Bergamo, popolo di bamboccioni? Il 17% dei giovani è ancora in famiglia

Bergamo, popolo di bamboccioni?
Il 17% dei giovani è ancora in famiglia

A Bergamo la quota più alta lombarda di chi ha ancora giovani a carico (pur lavorando): sono il 17% contro il 12% regionale. Il nostro territorio è seguito a breve distanza da Brescia (15%). Il 4 % dei lombardi dichiara di aiutare, con le entrate mensili, i famigliari anziani.
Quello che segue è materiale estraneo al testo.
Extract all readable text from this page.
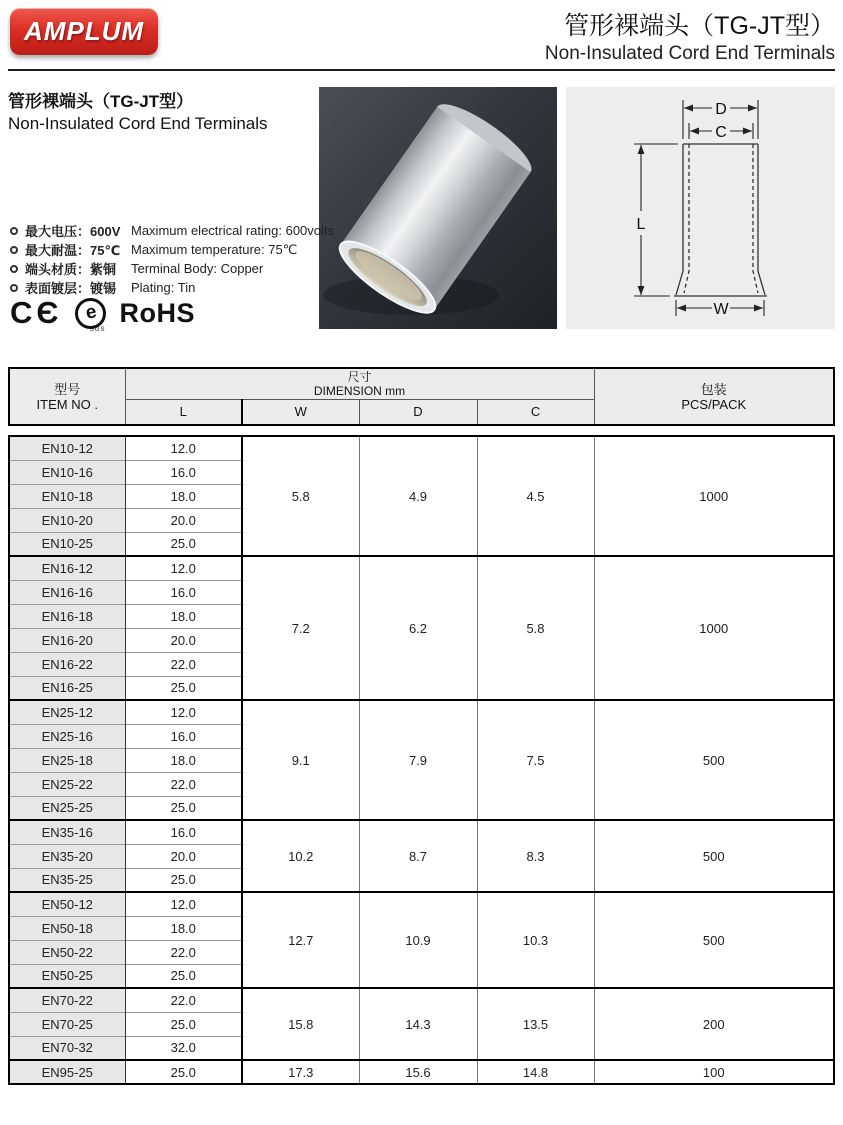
AMPLUM	管形裸端头（TG-JT型）
Non-Insulated Cord End Terminals
管形裸端头（TG-JT型）
Non-Insulated Cord End Terminals
最大电压：600V Maximum electrical rating: 600volts
最大耐温：75℃ Maximum temperature: 75℃
端头材质：紫铜	Terminal Body: Copper
表面镀层：镀锡	Plating: Tin
CЄ e
SGS
RoHS
D
C
L
W
型号
ITEM NO .

尺寸
DIMENSION mm	包装
PCS/PACK

	L	W	D	C	
EN10-12	12.0	5.8	4.9	4.5	1000
EN10-16	16.0				
EN10-18	18.0				
EN10-20	20.0				
EN10-25	25.0				
EN16-12	12.0	7.2	6.2	5.8	1000
EN16-16	16.0				
EN16-18	18.0				
EN16-20	20.0				
EN16-22	22.0				
EN16-25	25.0				
EN25-12	12.0	9.1	7.9	7.5	500
EN25-16	16.0				
EN25-18	18.0				
EN25-22	22.0				
EN25-25	25.0				
EN35-16	16.0	10.2	8.7	8.3	500
EN35-20	20.0				
EN35-25	25.0				
EN50-12	12.0	12.7	10.9	10.3	500
EN50-18	18.0				
EN50-22	22.0				
EN50-25	25.0				
EN70-22	22.0	15.8	14.3	13.5	200
EN70-25	25.0				
EN70-32	32.0				
EN95-25	25.0	17.3	15.6	14.8	100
Una famiglia lombarda su 10 (12%) dichiara che, attualmente, con il proprio reddito contribuisce anche al mantenimento di un giovane lavoratore, ancora sotto il tetto casalingo, che vorrebbe tuttavia essere in dipendente. Del resto, se il 78% delle famiglie lombarde deve preoccuparsi solo del mantenimento della famiglia «stretta», c’è un 8% dei lombardi che dichiara di aiutare, con le entrate mensili, familiari anziani o che hanno già una propria famiglia ma con necessità di un sostegno economico, e un 2% che dà una mano a chi si accontenta di uno stipendio sotto la media.

E se nel Belpaese è difficile trovare la propria realizzazione personale, tra professioni , stabilità economica, o stili di vita , l’estero rappresenta ancora l’occasione per la svolta per una piccola percentuale di lombardi: solo i l 5% delle famiglie dichiara di avere un proprio componente impegnato all’estero in esperienze di studio o lavoro.

È quanto emerge dalla indagine «Famiglie e consumi. Monza e Brianza e Lombardia », realizzata dalla Camera di Commercio di Monza e Brianza, in collaborazione con DigiCamere. Dalla ricerca a Bergamo c’è la quota delle famiglie con giovani a carico più alta rispetto alla media lombarda: 17% contro il 12% regionale, seguita a breve distanza da Brescia (15%) . A Varese la percentuale più alta degli aiuti verso anziani con reddito insufficiente (6%), mentre a Monza e Brianza il 5% delle famiglie contribuisce anche al mantenimento di familiari che hanno già una famiglia, ma non riescono ad essere autosufficienti. Inoltre è di Bergamo e Milano la quota più alta di famiglie con una persona all’estero, non per motivi di svago, ma per impegni professionali o per percorsi formativi.